Which brings us to the problem with Buzzfeed publishing the unsubstantiated dossier on Trump which contains explosive revelations from an unnamed former MI6 agent about everything from treason to election-rigging to destabilising western democracy to orgies with prostitutes. Up until now, Democrats, progressives, liberals, the resistance, whatever you want to call it, could hold on to a handrail on this sinking ship they call American democracy and know that even though they were at sea, the sky was above, the water was below, and their feet were on a deck. This was real life, this was not fantasy. It was the Trump side of the divide that dealt in lies and fake news and general insanity. CNN reported on the fact that US intelligence chiefs presented these classified documents to Trump and Obama. That is true. What we do not know is if the contents of documents themselves are legitimate. By publishing the document, Buzzfeed dived over a finish line no one was racing towards.
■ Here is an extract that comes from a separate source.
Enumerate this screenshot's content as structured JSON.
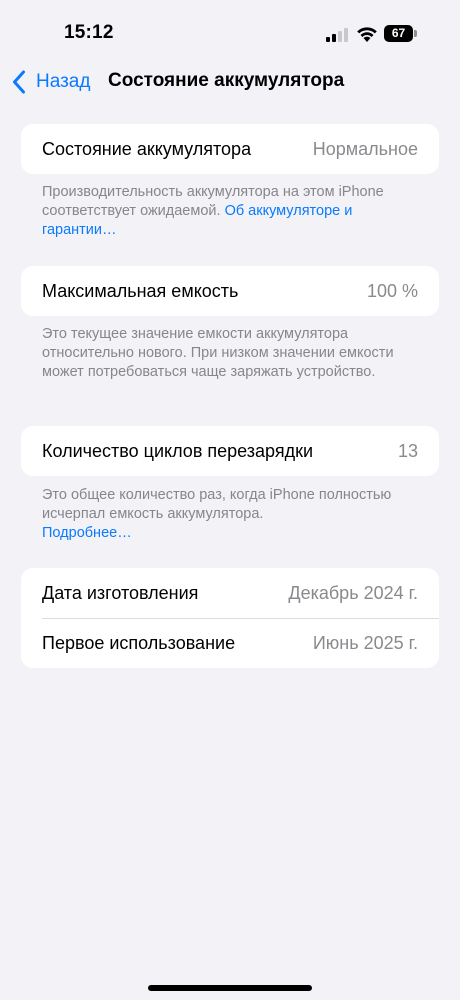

Publishing the document wholesale is not the same as reporting the facts around it. It is understood that several news organisations had access to this document, but couldn’t back up the claims within it, so held back. In this current conspiracy-fuelled environment, that is responsible. By publishing such unsubstantiated documents, Buzzfeed is unfortunately giving Trump ammunition to further demonise the media and accuse legitimate organisations of being fake ones. Buzzfeed’s reasoning that they are publishing and be damned, and that Americans can read it and make up their minds is not responsible reporting. We do not need any more maybes or half-truths or made up stories or fakery. Maybe it’s all true, but maybe it isn’t. We don’t know.
If the anti-Trump side starts to fall down rabbit holes similar to those their opposition have been digging, then we are all in serious trouble. The only thing keeping us afloat right now is a memory of reality and actual truth and reassuring each other that there is a world where facts exist. In the coming months and years maintaining a grip on that will be harder than ever for America and the world.